Sunday, November 25, 2007

Vacation IV: L.A. Traffic

I have come to really love Southern California. between business and pleasure trips i seem to get out there almost every year and have come to be somewhat awe filled by the fact that you can go from ocean, to mountain, desert to snow in so short of a physical distance. Everywhere you go it is amazing how beautiful the terrain is, and humbling too. I am sure you take it for granted (just as we in St. Louis take for granted the natural beauty of our River Des Peres) when you see it every day but wow... what a cool place.

Until you actually have to get somewhere. The you have to get in your car and get on the road and it is a nightmare. To misquote that great southern philosopher Forest Gump L.A. Highways are like a box of chocolates... you never know what your going to get. Generally what I get is one of those crappy dark chocolate things filled with an unidentifiable nut. That is what I get when I get on the freeway in L.A. If you need to go two blocks...no problem. two miles... no problem. But if you need to go 25 miles... pack a lunch. You might make it in twenty five minutes... it might take three hours. In my time out here this week I was caught in traffic jams at 7:00 Sunday night.... 1:00 Wednesday.... 4:30 PM Wednesday and finally (gratefully) at 10:00 Thanksgiving morning.

There is rarely a rhyme or a reason for this traffic. Just 4 million people in L.A. trying to get around and as far as I can see failing miserably every day. We in St. Louis are lucky to live in a dying, non-vibrant, somewhat backwards midwestern city which we claim “is a great place to raise kids.” If it takes us 45 minutes to get across town at rush hour we feel sorely oppressed. Californians crap bigger traffic delays then that every day of there miserable, car obsessed, polluting lives. Not that I am bitter regarding the huge amounts of Escalades, Explorers, Denalis and other modes of transportation slightly larger then my first house. I would say in the time on the highways I set forth above traffic came to a complete stop over 100 times. It made me feel powerless and angry. Feeling so angry made me question whether I really had ANY mental strength at all but seriously... what a nightmare. I believe it is the randomness of the traffic nightmares I found so infuriating. We know in our town that between 7-8:30 in the morning and between 4:30 and 6:00 at night that there are a lot of people moving too and from work and school. While you know the same thing in L.A. you might also run into an inexplicable jam, with no accident and no highway construction at 11:00 at night. Things like that make daddy nuts.

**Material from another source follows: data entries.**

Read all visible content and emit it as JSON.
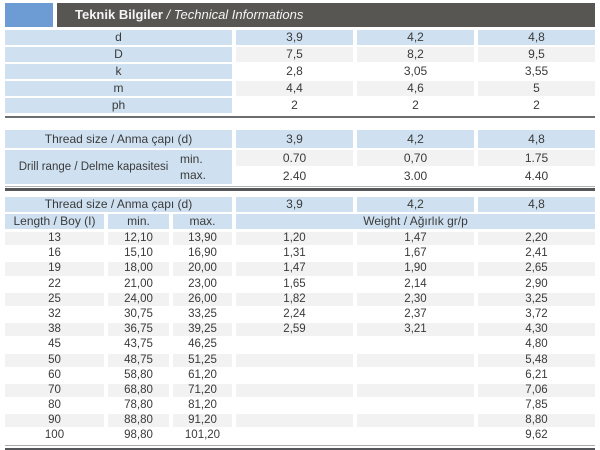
{
  "header": {
    "title_tr": "Teknik Bilgiler",
    "title_sep": " / ",
    "title_en": "Technical Informations"
  },
  "colors": {
    "logo_blue": "#6d9cd4",
    "header_bar": "#585653",
    "cell_blue": "#cfe1f1",
    "cell_gray": "#f2f2f3",
    "rule_dark": "#54565a",
    "text": "#3a3a3a"
  },
  "spec_table": {
    "rows": [
      {
        "label": "d",
        "values": [
          "3,9",
          "4,2",
          "4,8"
        ]
      },
      {
        "label": "D",
        "values": [
          "7,5",
          "8,2",
          "9,5"
        ]
      },
      {
        "label": "k",
        "values": [
          "2,8",
          "3,05",
          "3,55"
        ]
      },
      {
        "label": "m",
        "values": [
          "4,4",
          "4,6",
          "5"
        ]
      },
      {
        "label": "ph",
        "values": [
          "2",
          "2",
          "2"
        ]
      }
    ]
  },
  "drill_table": {
    "thread_label": "Thread size / Anma çapı (d)",
    "thread_values": [
      "3,9",
      "4,2",
      "4,8"
    ],
    "drill_label": "Drill range / Delme kapasitesi",
    "min_label": "min.",
    "max_label": "max.",
    "min_values": [
      "0.70",
      "0,70",
      "1.75"
    ],
    "max_values": [
      "2.40",
      "3.00",
      "4.40"
    ]
  },
  "weight_table": {
    "thread_label": "Thread size / Anma çapı (d)",
    "thread_values": [
      "3,9",
      "4,2",
      "4,8"
    ],
    "length_label": "Length / Boy (I)",
    "min_label": "min.",
    "max_label": "max.",
    "weight_label": "Weight / Ağırlık gr/p",
    "rows": [
      {
        "length": "13",
        "min": "12,10",
        "max": "13,90",
        "weights": [
          "1,20",
          "1,47",
          "2,20"
        ]
      },
      {
        "length": "16",
        "min": "15,10",
        "max": "16,90",
        "weights": [
          "1,31",
          "1,67",
          "2,41"
        ]
      },
      {
        "length": "19",
        "min": "18,00",
        "max": "20,00",
        "weights": [
          "1,47",
          "1,90",
          "2,65"
        ]
      },
      {
        "length": "22",
        "min": "21,00",
        "max": "23,00",
        "weights": [
          "1,65",
          "2,14",
          "2,90"
        ]
      },
      {
        "length": "25",
        "min": "24,00",
        "max": "26,00",
        "weights": [
          "1,82",
          "2,30",
          "3,25"
        ]
      },
      {
        "length": "32",
        "min": "30,75",
        "max": "33,25",
        "weights": [
          "2,24",
          "2,37",
          "3,72"
        ]
      },
      {
        "length": "38",
        "min": "36,75",
        "max": "39,25",
        "weights": [
          "2,59",
          "3,21",
          "4,30"
        ]
      },
      {
        "length": "45",
        "min": "43,75",
        "max": "46,25",
        "weights": [
          "",
          "",
          "4,80"
        ]
      },
      {
        "length": "50",
        "min": "48,75",
        "max": "51,25",
        "weights": [
          "",
          "",
          "5,48"
        ]
      },
      {
        "length": "60",
        "min": "58,80",
        "max": "61,20",
        "weights": [
          "",
          "",
          "6,21"
        ]
      },
      {
        "length": "70",
        "min": "68,80",
        "max": "71,20",
        "weights": [
          "",
          "",
          "7,06"
        ]
      },
      {
        "length": "80",
        "min": "78,80",
        "max": "81,20",
        "weights": [
          "",
          "",
          "7,85"
        ]
      },
      {
        "length": "90",
        "min": "88,80",
        "max": "91,20",
        "weights": [
          "",
          "",
          "8,80"
        ]
      },
      {
        "length": "100",
        "min": "98,80",
        "max": "101,20",
        "weights": [
          "",
          "",
          "9,62"
        ]
      }
    ]
  }
}
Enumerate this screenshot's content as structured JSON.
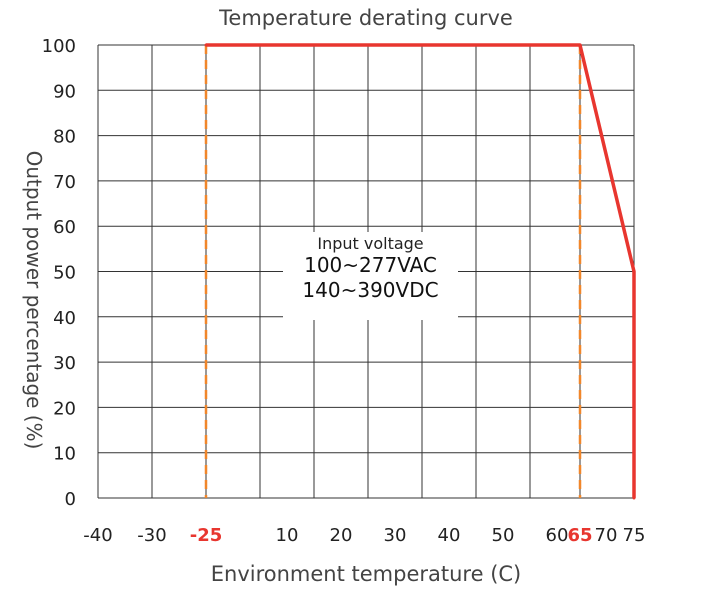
{
  "chart_data": {
    "type": "line",
    "title": "Temperature derating curve",
    "xlabel": "Environment temperature (C)",
    "ylabel": "Output power percentage (%)",
    "x_tick_labels": [
      "-40",
      "-30",
      "-25",
      "10",
      "20",
      "30",
      "40",
      "50",
      "60",
      "65",
      "70",
      "75"
    ],
    "highlighted_x_ticks": [
      "-25",
      "65"
    ],
    "y_ticks": [
      0,
      10,
      20,
      30,
      40,
      50,
      60,
      70,
      80,
      90,
      100
    ],
    "ylim": [
      0,
      100
    ],
    "series": [
      {
        "x": [
          -25,
          65,
          75,
          75
        ],
        "y": [
          100,
          100,
          50,
          0
        ],
        "color": "#e8362f"
      }
    ],
    "reference_lines": [
      {
        "x": -25,
        "style": "dashed",
        "color": "#f0862a"
      },
      {
        "x": 65,
        "style": "dashed",
        "color": "#f0862a"
      }
    ],
    "annotation": {
      "line1": "Input voltage",
      "line2": "100~277VAC",
      "line3": "140~390VDC"
    },
    "grid": true,
    "colors": {
      "curve": "#e8362f",
      "dashed": "#f0862a",
      "grid": "#333333",
      "highlight_tick": "#e8362f"
    }
  }
}
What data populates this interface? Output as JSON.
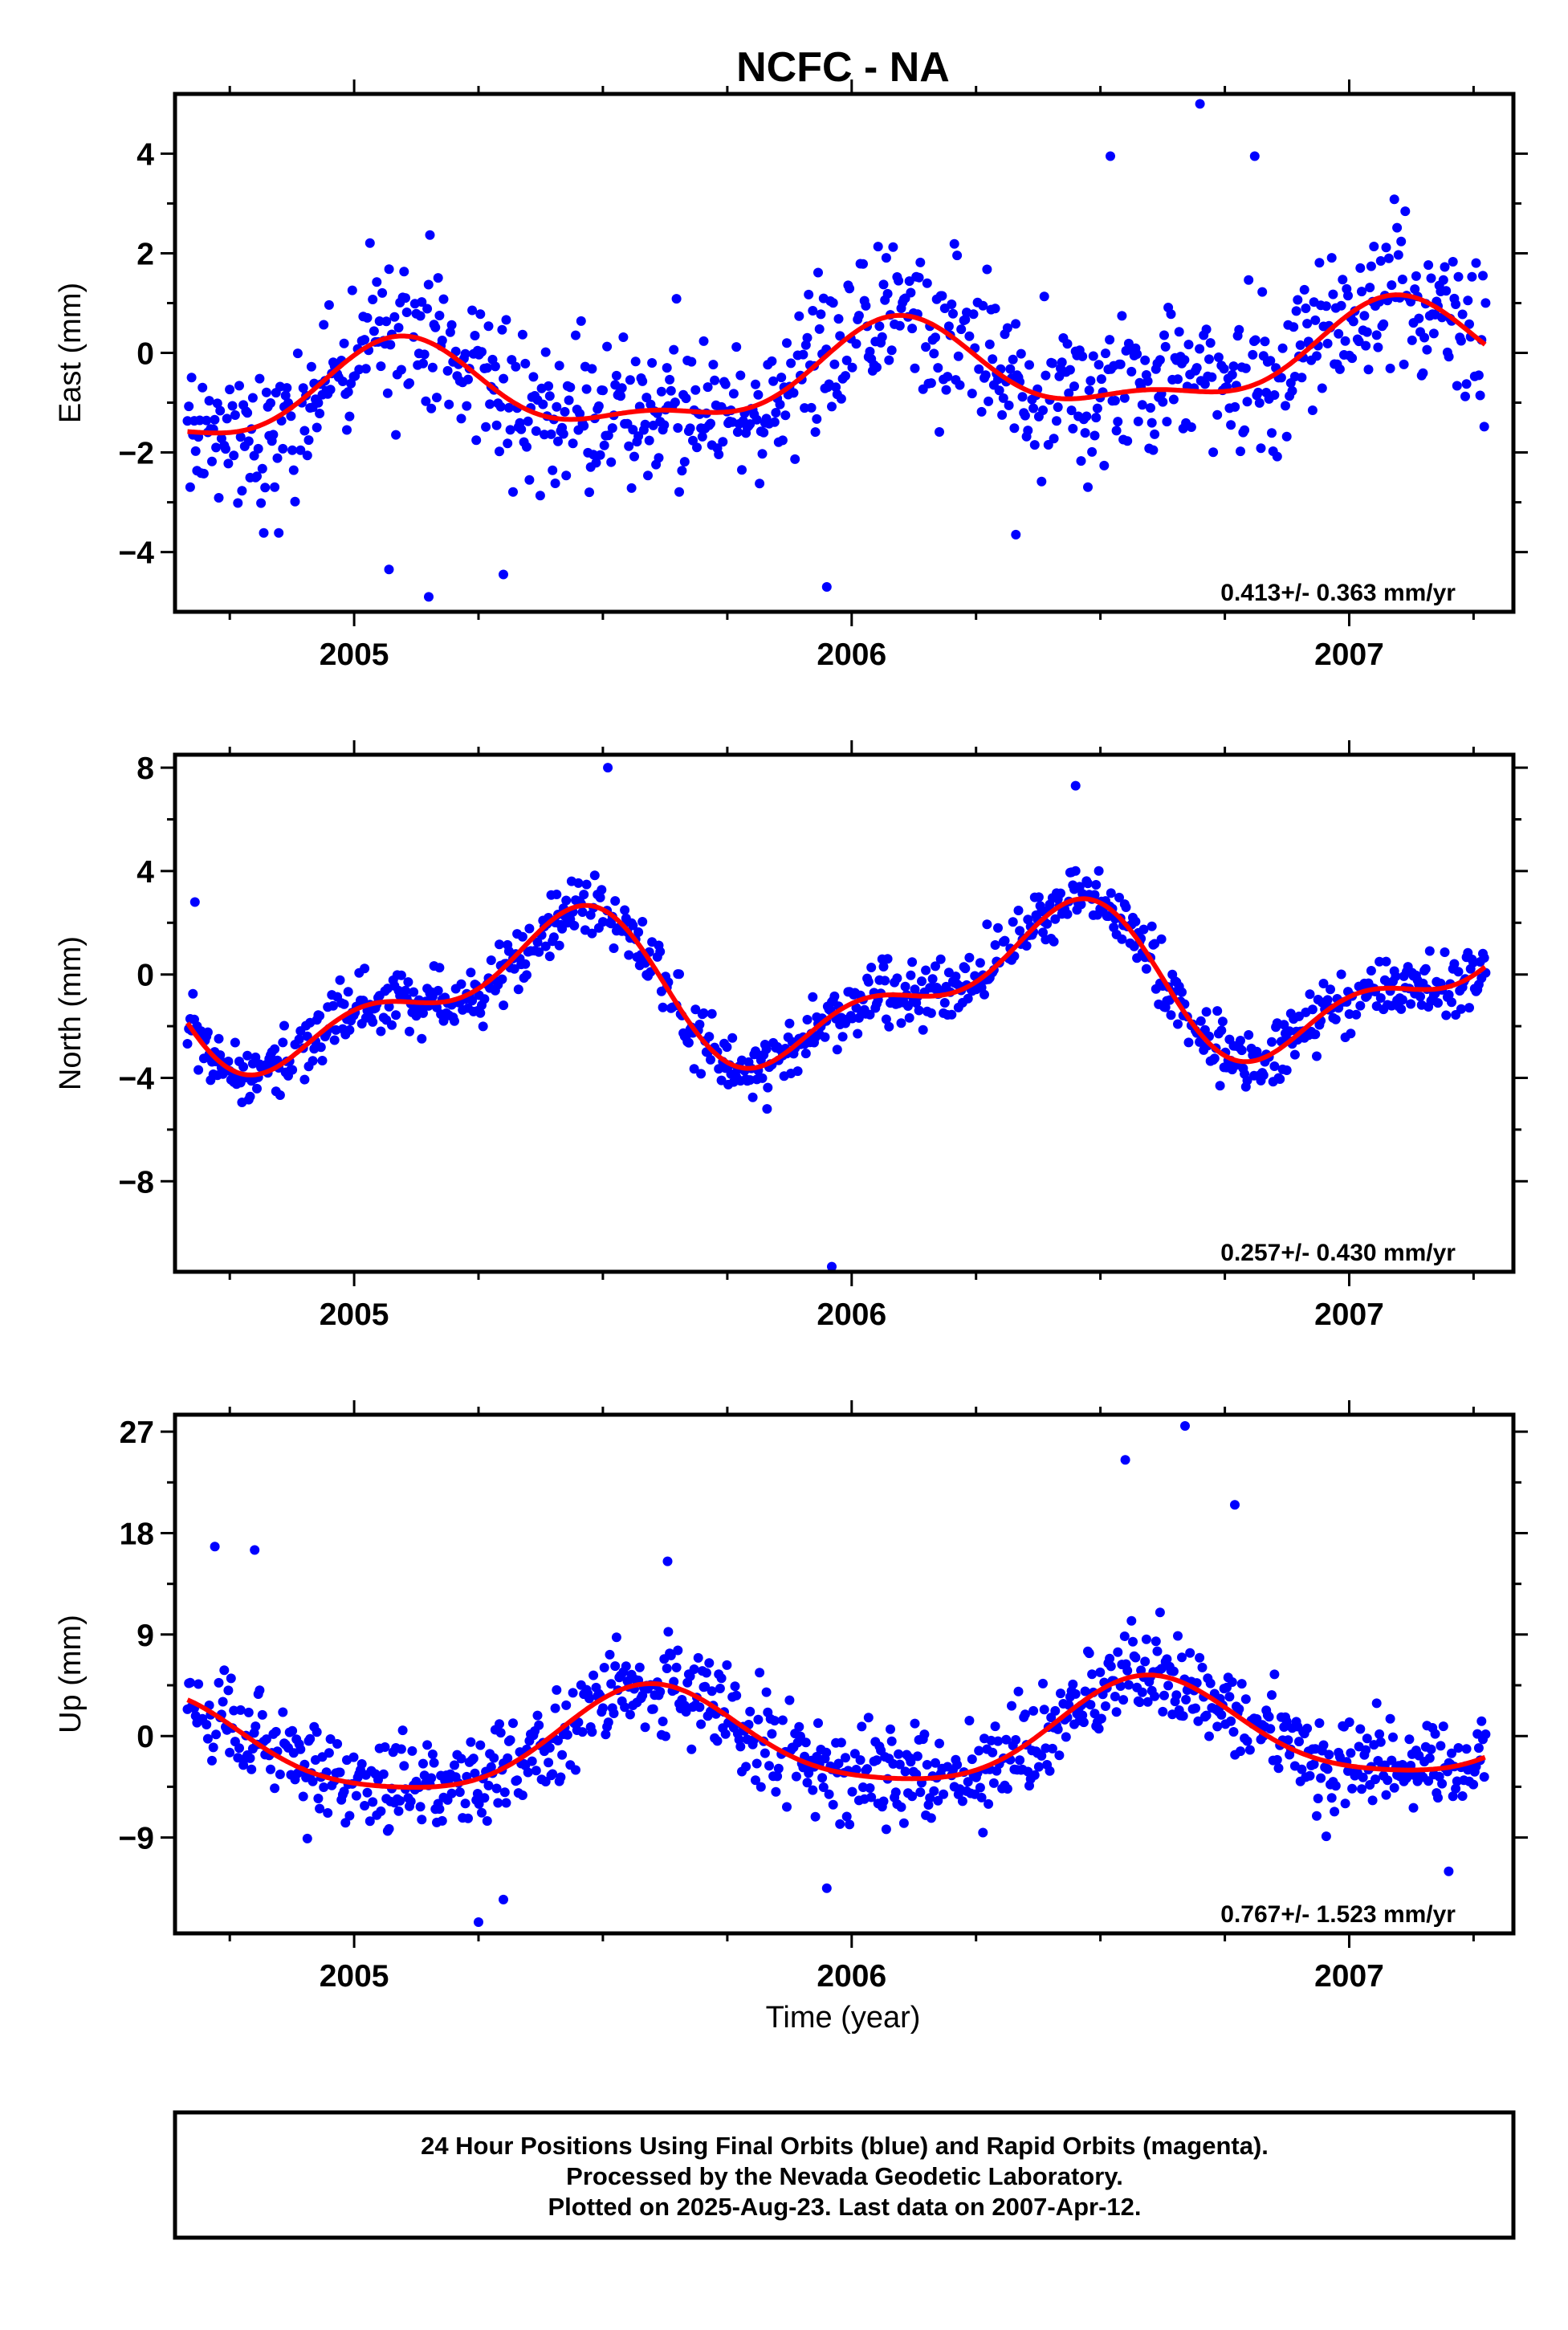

I do not care how pretty it is. People cannot live this way for an extended period of time. The only theory I can come up with is that these people know that sooner or later they and/or their homes and possessions will be:

1. Swallowed by fire,
2. Swept into the ocean; or
3. Swallowed into the ground by an earthquake

Based on these assumptions they toil on the highways for several hours each day figuring they only have a limited amount of time to suffer here before they have to move back to the midwest. It seems slightly sketchy as a life plan but clearly no one in their right mind could plan to spend the remainder of their life in a beautiful place trapped on a five lane highway with no chance at redemption or of ever getting anywhere in a reasonable amount of time. It may be beautiful but that and 7 bucks will get me a beer at a ball-game. I like to be on time and have control.... or at least the illusion of control over my schedule. You Californians take your beautiful place.... I will take the River Des Peres.